- Carbon pricing is used to discourage polluting industries while creating incentives for cleaner alternatives
- Carbon markets can be either compliance or voluntary
- Challenges include transparency, standards for verification and illiquidity of carbon credits
What is carbon pricing?
A cost applied to carbon pollution through either carbon markets or carbon taxes.

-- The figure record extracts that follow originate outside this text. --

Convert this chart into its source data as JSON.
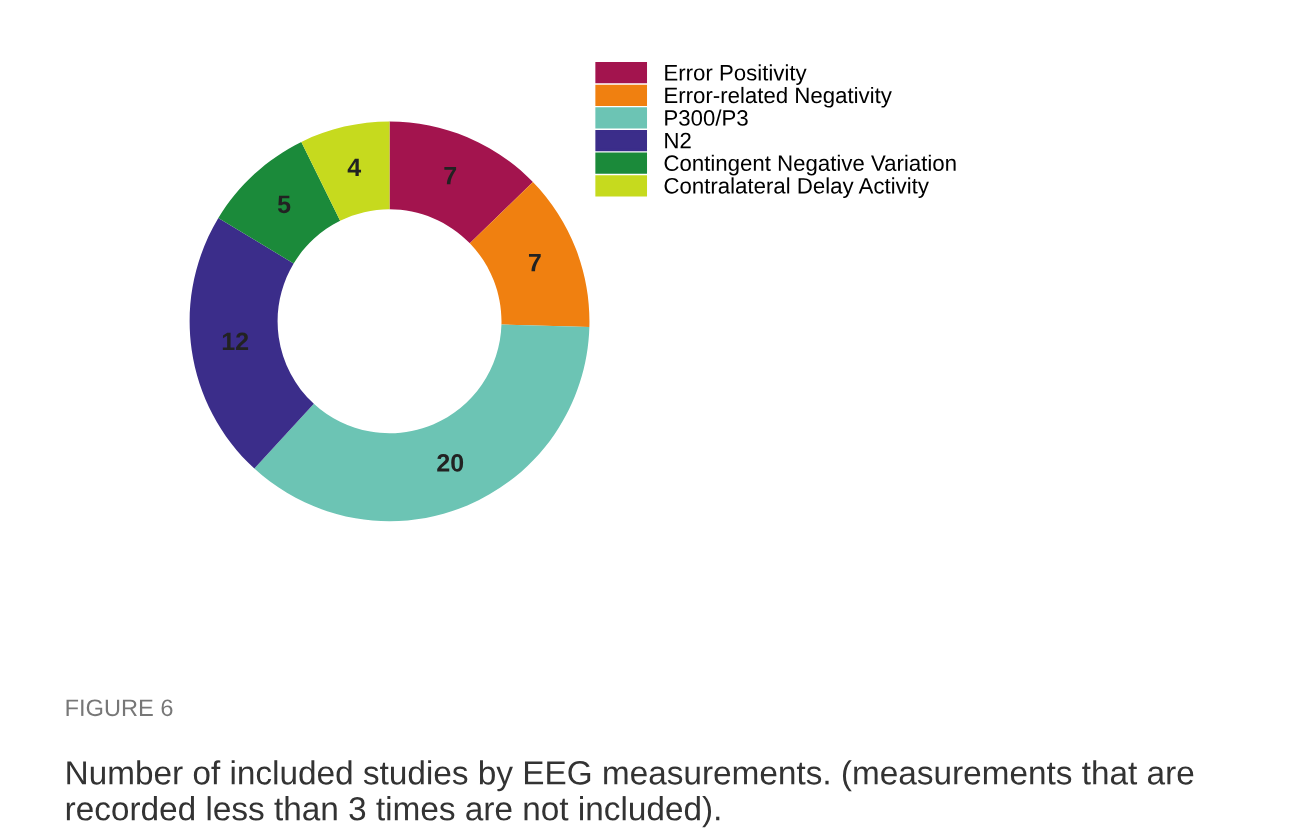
{
  "chart_data": {
    "type": "donut",
    "categories": [
      "Error Positivity",
      "Error-related Negativity",
      "P300/P3",
      "N2",
      "Contingent Negative Variation",
      "Contralateral Delay Activity"
    ],
    "values": [
      7,
      7,
      20,
      12,
      5,
      4
    ],
    "colors": [
      "#a3144e",
      "#f08010",
      "#6cc4b4",
      "#3b2d8a",
      "#1b8a3a",
      "#c6da1e"
    ],
    "data_labels": true,
    "legend": "top right",
    "annotations": [
      "FIGURE 6",
      "Number of included studies by EEG measurements. (measurements that are recorded less than 3 times are not included)."
    ]
  }
}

Why do we use carbon pricing?
To shift the burden for the environmental damage of greenhouse gas emissions to those who are responsible and can reduce emissions, while also creating incentives for businesses to shift away from fossil fuels to cleaner alternatives
Use of Carbon Taxes
- Governments set a price that emitters (usually the big emitters) pay for each ton of carbon emissions
- Such taxes encourage emitters to switch to cleaner alternatives or improve their energy efficiency in order to avoid paying taxes
- The tax revenue can in turn also be used to offset the impact of existing carbon emissions by channeling investment into renewable energy sources
These can be divided into compliance and voluntary markets. Compliance markets are usually in the form of emissions trade systems (ETS) set up by governments to ensure that businesses comply with regulations through a cap-and-trade system and a baseline-and-credit system. As for voluntary markets, there are no obligations to comply with a regulatory mandate and employs the baseline-and-credit system. Carbon markets use carbon credits with each carbon credit accounting for a ton of carbon dioxide or any equivalent amount of a different greenhouse gas.
- Cap-and-trade system: where the government or regulator places a cap or maximum level of carbon emissions on specific sectors by allocating or selling carbon allowances to firms. At the end of each year, firms have to return the amount of allowances equivalent to their greenhouse gas emissions. Examples would include the European Union’s (EU) ETS which covers about 40% of the EU’s greenhouse gases with emission caps on specific sectors. China has eight pilot ETS in different provinces which set their own carbon prices and caps. The national ETS which was officially launched in February 2021 with online trading starting in June will be a similar process to the EU ETS and will focus initially on the power sector.
- Baseline-and-credit system: where firms purchase credits to offset their emissions, and the money they pay goes towards financing an environmental or climate-action project, such as reforestation or renewable energies.
Source: UOB Asset Management, June 2021.
There are two different types of credits. First, carbon allowances deployed in the cap-and-trade system give the holder a right to emit a specific level of carbon dioxide, depending on how many credits they hold. Carbon offsets used in baseline-and-credit systems on the other hand are credits that represent carbon dioxide that is either prevented from being emitted or removed from the atmosphere.
Source: UOB Asset Management, June 2021.
Benefits of carbon markets
- Reduces carbon emissions as putting a price on carbon makes it less competitive
- Use of carbon offsets to finance climate-action projects to create a positive environmental or even social impact by investing in technology to support renewables
Pricing carbon credits
Compliance markets: The price depends very much on a supply and demand mechanism. The cap on emissions influences the price of carbon allowances as there is a limited supply in the market, such as when there are fewer credits than companies wanting them, the price will increase. In an ETS, the number of carbon allowances issued is usually reduced each year to make carbon more expensive, which is why the general trend from 2016 to 2020 shows the price of allowances increasing.
Voluntary markets: Prices of carbon offsets often depend on the project which takes into consideration not only emission reductions but also how directly it benefits the community. Smaller scale projects tend to have greater positive impacts as they are more focused, but are often more expensive and produce fewer credits, and hence are generally priced higher.
Credits are also likely more expensive in locations where it is more difficult to implement projects due to lack of infrastructure and resources, as more capital is needed to implement the project. The quality of the project matters and is assessed by the certification standards and that the emissions reduction is genuine via a rigorous approach that projects have to follow.
One example of a voluntary carbon exchange is Singapore’s Climate Impact X (CIX) which will be launched at the end of 2021. It will have two platforms for high-quality and verified credits to be traded through standardised contracts as well as enable the purchase of credits directly from projects. To overcome or reduce the challenges of the voluntary market, machine-learning and blockchain technology as well as satellite imagery will be used to monitor the impact of projects to ensure integrity of the credits.
Source: UOB Asset Management, June 2021.
Compliance markets: Challenges include issuing the right-size caps and prices of allowances that are effective without being too onerous for industries and companies who may struggle to cover the cost of moving to lower carbon production thus impacting jobs. Some businesses may opt to relocate their production to countries without the same restrictions. This is known as carbon leakage, a loophole which may be addressed to some extent by imposing carbon border tariffs on countries with no carbon emissions limits. Finally, carbon markets can sometimes be illiquid which could make trading inefficient.
Voluntary markets: Transparency is often the biggest problem, which may compromise the environmental integrity of carbon credits. It is difficult to verify if emissions reductions are genuine or permanent. These can be addressed by employing rigorous yardsticks to projects to verify the credits as well as raise their quality. Technology such as satellite monitoring can also be employed to determine the impact of carbon credits.